Gumersindo de Estella est un religieux franciscain de l’ordre des Capucins depuis 1900. Doté d’une solide culture religieuse et h
Selon ses mémoires, c’est lui qui demande à assister volontairement les prisonniers et les prisonnières condamnés à mort, détenus dans la prison de Torrero, à Saragosse. Homme animé par une foi chrétienne profonde, il sait qu’il ne peut rien contre la justice (ou plus exactement l’injustice) des hommes, mais croit de tout son être que si celui ou celle qui va mourir se réconcilie avec Dieu, son âme sera sauvée et accédera à la vie éternelle ; mais toujours dans le respect de la conscience et des convictions de chacun.
Le texte des mémoires de Gumersindo de Estella a été élaboré à partir des carnets personnels que le religieux rédigeait au jour le jour. C’est la raison pour laquelle il peut parfois indiquer l’identité des victimes et donner des détails précis.
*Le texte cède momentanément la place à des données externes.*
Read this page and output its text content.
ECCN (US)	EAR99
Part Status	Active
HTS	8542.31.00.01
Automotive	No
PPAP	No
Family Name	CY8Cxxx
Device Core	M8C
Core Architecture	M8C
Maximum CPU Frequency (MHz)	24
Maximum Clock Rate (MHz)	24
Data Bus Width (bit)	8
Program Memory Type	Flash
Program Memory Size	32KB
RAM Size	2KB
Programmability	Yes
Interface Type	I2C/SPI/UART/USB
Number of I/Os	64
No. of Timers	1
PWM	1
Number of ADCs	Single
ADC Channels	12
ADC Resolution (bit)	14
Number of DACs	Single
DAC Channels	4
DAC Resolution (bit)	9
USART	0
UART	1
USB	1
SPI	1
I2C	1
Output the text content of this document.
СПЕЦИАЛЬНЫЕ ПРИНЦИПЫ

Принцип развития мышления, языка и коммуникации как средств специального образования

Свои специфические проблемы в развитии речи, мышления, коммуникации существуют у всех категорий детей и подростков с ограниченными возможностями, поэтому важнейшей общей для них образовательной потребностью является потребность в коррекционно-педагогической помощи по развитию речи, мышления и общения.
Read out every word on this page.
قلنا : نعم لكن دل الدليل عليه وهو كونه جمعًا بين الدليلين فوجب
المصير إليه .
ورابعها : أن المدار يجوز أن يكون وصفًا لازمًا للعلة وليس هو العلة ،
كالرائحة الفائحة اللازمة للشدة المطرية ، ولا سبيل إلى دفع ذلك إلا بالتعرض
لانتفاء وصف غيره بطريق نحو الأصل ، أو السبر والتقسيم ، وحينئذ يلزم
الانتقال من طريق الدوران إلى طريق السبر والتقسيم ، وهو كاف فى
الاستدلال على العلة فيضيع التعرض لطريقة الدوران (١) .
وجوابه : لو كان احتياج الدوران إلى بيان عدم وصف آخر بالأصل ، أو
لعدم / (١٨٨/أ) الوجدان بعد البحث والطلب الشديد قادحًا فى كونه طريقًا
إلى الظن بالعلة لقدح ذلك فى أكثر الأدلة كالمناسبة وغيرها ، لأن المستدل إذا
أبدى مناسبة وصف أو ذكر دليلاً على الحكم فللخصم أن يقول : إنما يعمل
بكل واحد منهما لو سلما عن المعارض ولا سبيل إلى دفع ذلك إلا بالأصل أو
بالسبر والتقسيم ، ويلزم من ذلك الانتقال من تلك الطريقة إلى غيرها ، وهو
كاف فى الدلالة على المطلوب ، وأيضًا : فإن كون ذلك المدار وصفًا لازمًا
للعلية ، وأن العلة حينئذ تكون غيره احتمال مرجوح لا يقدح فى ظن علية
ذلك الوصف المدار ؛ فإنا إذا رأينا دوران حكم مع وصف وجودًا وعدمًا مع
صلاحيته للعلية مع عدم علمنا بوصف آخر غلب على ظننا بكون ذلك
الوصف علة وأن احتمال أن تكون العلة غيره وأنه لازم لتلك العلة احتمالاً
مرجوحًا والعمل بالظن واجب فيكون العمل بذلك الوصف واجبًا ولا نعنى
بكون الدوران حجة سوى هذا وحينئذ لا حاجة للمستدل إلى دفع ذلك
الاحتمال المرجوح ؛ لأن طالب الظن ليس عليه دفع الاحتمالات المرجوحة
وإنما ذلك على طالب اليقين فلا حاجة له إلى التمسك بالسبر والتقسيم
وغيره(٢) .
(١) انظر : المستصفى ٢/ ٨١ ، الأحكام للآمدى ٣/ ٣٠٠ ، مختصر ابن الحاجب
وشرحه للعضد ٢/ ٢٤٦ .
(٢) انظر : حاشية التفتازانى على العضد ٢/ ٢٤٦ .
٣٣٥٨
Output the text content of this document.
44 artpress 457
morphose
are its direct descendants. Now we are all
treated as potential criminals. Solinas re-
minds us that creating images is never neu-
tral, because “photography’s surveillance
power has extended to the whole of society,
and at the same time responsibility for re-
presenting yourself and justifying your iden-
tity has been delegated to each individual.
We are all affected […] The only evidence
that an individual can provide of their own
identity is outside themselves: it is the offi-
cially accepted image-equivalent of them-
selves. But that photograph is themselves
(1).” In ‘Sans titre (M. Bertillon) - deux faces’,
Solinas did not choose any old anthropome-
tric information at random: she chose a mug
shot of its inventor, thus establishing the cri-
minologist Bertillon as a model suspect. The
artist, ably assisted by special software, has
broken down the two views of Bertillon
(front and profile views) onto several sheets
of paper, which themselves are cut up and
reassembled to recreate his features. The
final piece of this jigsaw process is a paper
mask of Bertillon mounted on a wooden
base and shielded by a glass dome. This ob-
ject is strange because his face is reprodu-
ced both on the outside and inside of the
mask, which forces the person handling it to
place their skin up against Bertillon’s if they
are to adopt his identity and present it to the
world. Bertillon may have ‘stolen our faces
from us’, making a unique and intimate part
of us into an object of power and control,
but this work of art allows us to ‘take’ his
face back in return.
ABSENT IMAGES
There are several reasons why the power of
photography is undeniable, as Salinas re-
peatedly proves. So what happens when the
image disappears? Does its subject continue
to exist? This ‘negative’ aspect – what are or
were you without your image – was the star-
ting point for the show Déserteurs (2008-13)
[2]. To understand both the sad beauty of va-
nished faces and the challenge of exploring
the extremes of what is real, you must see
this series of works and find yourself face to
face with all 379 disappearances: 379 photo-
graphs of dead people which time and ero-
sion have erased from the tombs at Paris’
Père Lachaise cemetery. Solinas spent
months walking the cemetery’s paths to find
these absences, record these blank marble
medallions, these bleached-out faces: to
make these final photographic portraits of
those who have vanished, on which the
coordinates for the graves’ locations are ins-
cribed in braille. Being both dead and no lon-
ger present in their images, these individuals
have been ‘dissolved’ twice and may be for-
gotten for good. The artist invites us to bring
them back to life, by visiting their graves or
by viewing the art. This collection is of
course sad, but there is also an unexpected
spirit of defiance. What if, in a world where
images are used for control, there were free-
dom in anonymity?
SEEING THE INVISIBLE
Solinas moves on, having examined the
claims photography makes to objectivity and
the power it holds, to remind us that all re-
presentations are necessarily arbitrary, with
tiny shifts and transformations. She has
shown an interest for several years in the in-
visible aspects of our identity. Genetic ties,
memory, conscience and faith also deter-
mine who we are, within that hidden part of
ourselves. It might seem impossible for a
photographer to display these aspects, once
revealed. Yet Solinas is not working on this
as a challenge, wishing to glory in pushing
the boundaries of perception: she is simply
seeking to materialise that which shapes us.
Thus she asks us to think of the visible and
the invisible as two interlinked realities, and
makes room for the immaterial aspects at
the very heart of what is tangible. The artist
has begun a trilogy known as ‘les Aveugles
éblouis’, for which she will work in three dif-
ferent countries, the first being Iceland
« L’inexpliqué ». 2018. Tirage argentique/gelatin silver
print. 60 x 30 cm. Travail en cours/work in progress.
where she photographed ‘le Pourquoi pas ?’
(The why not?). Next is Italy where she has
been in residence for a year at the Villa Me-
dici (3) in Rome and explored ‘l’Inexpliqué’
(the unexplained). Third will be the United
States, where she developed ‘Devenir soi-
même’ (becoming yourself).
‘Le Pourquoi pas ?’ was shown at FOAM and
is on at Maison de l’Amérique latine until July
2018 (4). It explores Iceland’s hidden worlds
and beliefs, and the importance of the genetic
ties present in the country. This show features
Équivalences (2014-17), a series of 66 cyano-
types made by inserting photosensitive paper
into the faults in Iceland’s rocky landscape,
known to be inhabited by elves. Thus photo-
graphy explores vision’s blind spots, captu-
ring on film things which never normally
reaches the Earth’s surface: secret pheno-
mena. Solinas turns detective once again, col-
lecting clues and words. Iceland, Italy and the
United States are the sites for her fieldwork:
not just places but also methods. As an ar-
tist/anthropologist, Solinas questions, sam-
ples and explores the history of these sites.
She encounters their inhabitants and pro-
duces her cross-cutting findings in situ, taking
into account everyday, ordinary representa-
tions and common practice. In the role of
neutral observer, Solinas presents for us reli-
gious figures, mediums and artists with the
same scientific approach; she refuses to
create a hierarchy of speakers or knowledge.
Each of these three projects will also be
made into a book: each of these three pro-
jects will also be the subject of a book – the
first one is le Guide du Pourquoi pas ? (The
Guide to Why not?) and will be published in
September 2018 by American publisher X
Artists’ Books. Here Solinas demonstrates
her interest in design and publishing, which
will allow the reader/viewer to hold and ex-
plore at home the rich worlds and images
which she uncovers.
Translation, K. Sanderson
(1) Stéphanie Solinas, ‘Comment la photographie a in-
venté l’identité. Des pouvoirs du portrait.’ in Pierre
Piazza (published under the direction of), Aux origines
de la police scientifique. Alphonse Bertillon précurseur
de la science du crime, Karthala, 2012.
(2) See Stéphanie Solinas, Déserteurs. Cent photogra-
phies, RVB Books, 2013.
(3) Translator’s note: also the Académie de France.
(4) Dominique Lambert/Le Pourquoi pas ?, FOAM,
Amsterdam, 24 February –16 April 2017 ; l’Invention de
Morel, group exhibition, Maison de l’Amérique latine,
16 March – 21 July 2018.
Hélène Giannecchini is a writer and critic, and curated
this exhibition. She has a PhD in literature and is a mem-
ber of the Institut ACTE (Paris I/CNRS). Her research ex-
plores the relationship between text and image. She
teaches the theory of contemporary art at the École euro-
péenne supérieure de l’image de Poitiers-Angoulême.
Ces carnets ont servi de matière première à la rédaction des mémoires, dont la première version a été rédigée vers 1945 et la deuxième, celle qui a été publiée en 2003, vers 1950.
Les extraits choisis concernent le cas de trois femmes qui vont être fusillées au petit matin. C’est la première fois (mais pas la dernière) que le religieux est appelé pour des femmes et assiste à leur exécution, comme il le fait à chaque fois pour tous les condamnés. Dans son récit, Gumersindo de Estella traduit sa profonde émotion du fait que ce sont des femmes qui sont victimes ; émotion partagée, semble t-il, par de nombreux soldats chargés de la basse besogne.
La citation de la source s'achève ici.